The first issue to sort out is what is recall for? It should be a facility if an MP has behaved badly in ways which damage his work as an MP for the constituency. It should not be a chance to re-run the election in any given seat because people did not like the result. An MP who does the job should be able to do it until the next election, when people have the chance to persuade others to change the MP for political or other reasons.
The problem is how do you define bad behaviour. If the MP is convicted of murder or rape then we would all agree he can no longer represent the constituency and will go to jail. Of course there should be recall, though under the current system there would also be resignation followed by a by election in such circumstances. If an MP has to pay a parking or speeding fine then that would not presumably be a cause for them to face recall. Somewhere in between the different levels of lawbreaking lies a cut off point which the new law will enforce and lead to recall where the line has been crossed.
Bad behaviour does have to be proven. A system which allowed anyone to trump up an allegation against an MP they did not like and then force recall would create lots of by elections where the individual was innocent.
More difficult is bad political behaviour. Some constituents think an MP should face recall for breaking his or her word or reneging on promises made in an election. Tempting though this is, it could prove difficult to enforce and would probably lead to parties and candidates declining to make any promises at all that could later force their resignation.

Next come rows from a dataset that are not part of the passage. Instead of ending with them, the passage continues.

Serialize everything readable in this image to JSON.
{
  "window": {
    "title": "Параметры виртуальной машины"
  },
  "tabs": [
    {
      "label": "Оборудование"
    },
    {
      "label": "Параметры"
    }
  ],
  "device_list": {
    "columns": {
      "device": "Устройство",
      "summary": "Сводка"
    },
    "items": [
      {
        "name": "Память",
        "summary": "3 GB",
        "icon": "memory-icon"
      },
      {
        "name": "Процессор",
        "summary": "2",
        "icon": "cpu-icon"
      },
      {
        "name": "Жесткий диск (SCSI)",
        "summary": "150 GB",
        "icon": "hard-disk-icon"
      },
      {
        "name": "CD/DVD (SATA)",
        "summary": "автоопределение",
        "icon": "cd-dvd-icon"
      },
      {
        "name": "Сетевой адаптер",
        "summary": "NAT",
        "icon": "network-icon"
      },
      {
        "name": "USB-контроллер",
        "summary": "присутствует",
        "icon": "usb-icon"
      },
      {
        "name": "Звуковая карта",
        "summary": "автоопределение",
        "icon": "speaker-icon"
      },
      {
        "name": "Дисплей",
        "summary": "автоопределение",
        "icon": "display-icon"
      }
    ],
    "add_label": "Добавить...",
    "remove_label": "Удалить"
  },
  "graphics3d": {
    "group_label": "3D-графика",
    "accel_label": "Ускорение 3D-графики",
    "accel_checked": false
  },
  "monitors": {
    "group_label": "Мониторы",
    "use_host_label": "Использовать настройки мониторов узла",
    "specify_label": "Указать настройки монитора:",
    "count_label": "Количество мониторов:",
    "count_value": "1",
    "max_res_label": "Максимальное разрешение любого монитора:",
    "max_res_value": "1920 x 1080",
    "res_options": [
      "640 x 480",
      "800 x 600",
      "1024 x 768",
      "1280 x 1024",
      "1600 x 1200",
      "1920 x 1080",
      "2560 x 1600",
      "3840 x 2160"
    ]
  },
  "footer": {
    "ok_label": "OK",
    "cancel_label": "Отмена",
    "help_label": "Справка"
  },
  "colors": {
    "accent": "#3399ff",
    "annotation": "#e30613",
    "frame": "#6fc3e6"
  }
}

Let us take the case of the Lib Dem promise to oppose tuition fees in the 2010 election. It was a clear promise. In the circumstances of coalition it was a Lib Dem Secretary of State who presided over the development and implementation of a tuition fee system. Should there have been 56 by elections immediately that happened, with a possible change of government and a period of instability? Or is the change of circumstance and the formation of coalition sufficient reason to change a party’s stance?
The issue also arises of who settles whether an MP or party has broken its word sufficiently to justify recall? Some say if a given proportion of an electorate demand a recall there should be one. In a marginal seat there might be 10% of the electors who feel very partisan in favour of the main losing candidate. Should they have the right to demand a re-run at the worst time for the incumbent MP?
Recall is a popular idea but the problems lie in the detail of how it would work. The fact that there has to be an election every five years at the longest means no-one is lumbered with a rotten MP indefinitely, if their neighbours agree with their judgement.